Cityscape photos are generally taken when the light in the sky is minimal so that the lights on the buildings can be captured glowing in the sky. This is also called the golden hour. Taking photos during sunrise and sunset catches the sun in a position in the sky where it is prominent, but isn’t overbearing. Here are a few tips on taking cityscape photos during sunrise and sunset.
ADJUST YOUR EXPOSURE
Because the sun is rising or setting as you take your photos, your exposure will change constantly. When it is darker, your camera needs a higher ISO setting if you don’t use a tripod. This can make your images more grainy so we advice you to use a tripod all the time. Also keep an eye on the weather. Sunset or sunrise photography is a little bit more challenging if it is half cloudy. The sun can come and go and for this reason you have to adjust the exposure, based on the amount of light available. Shooting in aperture priority can make this task more easily, because the shutter speed will be changed automatically by the camera if there is more/less light than the previous shot.
PLACING THE SUN
Shooting cityscapes during sunrise and sunset give a photographer several options. Do you want to include the sun or don’t you? How will the sun be framed in your shot? Many photographers may just be interested in the colorful sky associated with the time of day and decide not to include the sun by shooting the buildings directly in front of it. Others, however, may want to position the sun so it is actually in their shot. You can do this by positioning it between buildings, or waiting to take your shot as the sun rises or sets on the tallest building in your city. Whatever your choice, be sure not to look directly into the sun when placing it.

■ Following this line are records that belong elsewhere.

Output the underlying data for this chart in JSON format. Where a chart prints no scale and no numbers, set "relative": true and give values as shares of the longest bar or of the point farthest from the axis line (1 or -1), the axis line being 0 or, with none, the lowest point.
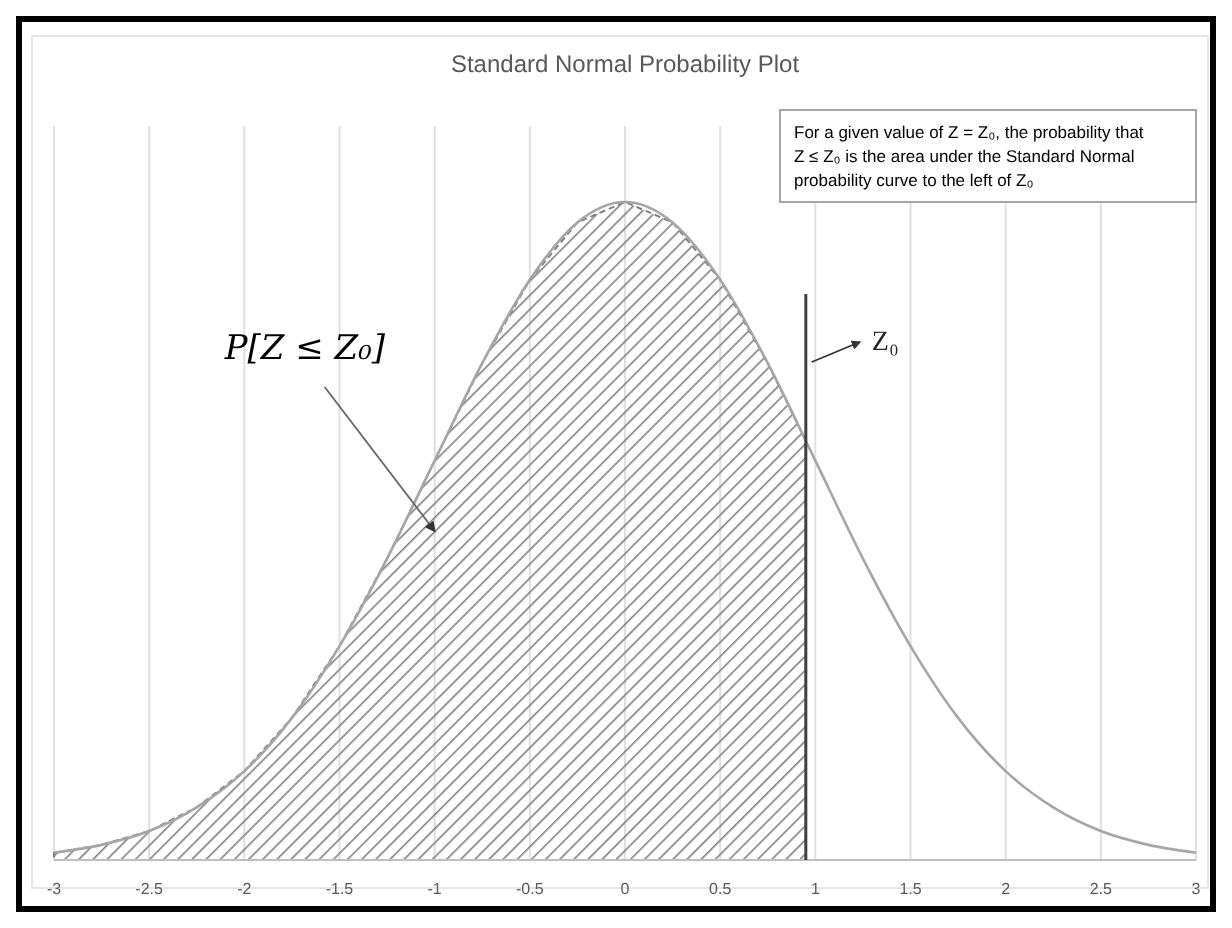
{
  "chart_data": {
    "type": "line",
    "title": "Standard Normal Probability Plot",
    "relative": true,
    "xlim": [
      -3,
      3
    ],
    "xticks": [
      -3,
      -2.5,
      -2,
      -1.5,
      -1,
      -0.5,
      0,
      0.5,
      1,
      1.5,
      2,
      2.5,
      3
    ],
    "grid": "x",
    "marker": "none",
    "series": [
      {
        "type": "area",
        "color": "#808080",
        "x": [
          -3,
          -2.75,
          -2.5,
          -2.25,
          -2,
          -1.75,
          -1.5,
          -1.25,
          -1,
          -0.75,
          -0.5,
          -0.25,
          0,
          0.25,
          0.5,
          0.75,
          0.95
        ],
        "values": [
          0.011,
          0.023,
          0.044,
          0.08,
          0.135,
          0.216,
          0.325,
          0.458,
          0.607,
          0.755,
          0.882,
          0.969,
          1,
          0.969,
          0.882,
          0.755,
          0.637
        ]
      },
      {
        "color": "#a6a6a6",
        "x": [
          -3,
          -2.75,
          -2.5,
          -2.25,
          -2,
          -1.75,
          -1.5,
          -1.25,
          -1,
          -0.75,
          -0.5,
          -0.25,
          0,
          0.25,
          0.5,
          0.75,
          1,
          1.25,
          1.5,
          1.75,
          2,
          2.25,
          2.5,
          2.75,
          3
        ],
        "values": [
          0.011,
          0.023,
          0.044,
          0.08,
          0.135,
          0.216,
          0.325,
          0.458,
          0.607,
          0.755,
          0.882,
          0.969,
          1,
          0.969,
          0.882,
          0.755,
          0.607,
          0.458,
          0.325,
          0.216,
          0.135,
          0.08,
          0.044,
          0.023,
          0.011
        ]
      }
    ],
    "ref_lines": [
      {
        "axis": "x",
        "value": 0.95,
        "label": "Z₀",
        "color": "#404040"
      }
    ],
    "annotations": [
      "P[Z ≤ Z₀]",
      "For a given value of Z = Z₀, the probability that Z ≤ Z₀ is the area under the Standard Normal probability curve to the left of Z₀"
    ]
  }
}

SHOOT WITH HDR PHOTOGRAPHY
As with any scene containing dynamic exposures, you should try shooting High Dynamic Range shots. This is especially important if you can see all or part of the sun in your frame. High Dynamic Range (HDR) photography is a style many cityscape photographers use. It involves using your camera’s auto bracketing exposure setting (or manually changing your exposure). You should snap a picture of the same frame at several different exposures. You can then take those photos and blend them together in post editing so that each part of your shot is perfectly exposed as you want it. Some things to remember with HDR photography: be sure to use a tripod as you will want the exact same frame for each shot so that blending isn’t an issue. You should also remember that moving objects will show up differently in each shot, so keep that in mind when choosing where you will shoot your cityscape. Avoid highways where cars are moving quickly, or areas with strobe lights that change in the matter of seconds. Of course there are other solutions for this like blending the shots in Photoshop, but the HDR post processing technique can fail when objects are moving.
PLAY WITH SILHOUETTES
Silhouettes are easiest to pull off during sunset and sunrise. If you are looking to snap a photo of the darkened city skyline against the colorful, lively horizon, use silhouette. To accomplish this, you will need to set your camera’s exposure to work best with the background of the image, in this case the horizon. If your camera has Active D-Lighting (only in Nikon cameras), turn it off because it will try to force the camera to correctly expose for the subject that is in the shadow, in this case your cityscape. For the best silhouette photographs, make sure the silhouette is recognizable.
PLAY WITH REFLECTIONS
As with any cityscape, reflections of it can be used effectively by finding the best location possible. During sunset or sunrise, you may even be able to catch the sun in the reflection. Play around with including it in your shot. If you don’t feel like it will enhance your picture, don’t include it.
DITCH YOUR FILTERS
Many photographers use filters to make their images pop. However, when photographing during sunset or sunrise, ditch them. Even your polarizing filter. They actually don’t help saturate the colors in your sunset if the sun is also in the photo. Only use the polarizer when the sunlight comes from the side and you want to decrease the amount of reflections. It is important to remember that you can adjust your saturation in post editing.
SHOOT IN RAW
Shooting in RAW file format is especially important in shooting cityscapes during sunrise or sunset. Delicate light information is basically discarded if you shoot in JPEG. Additionally, shooting your cityscape in RAW format allows you to do a lot more during the post editing process.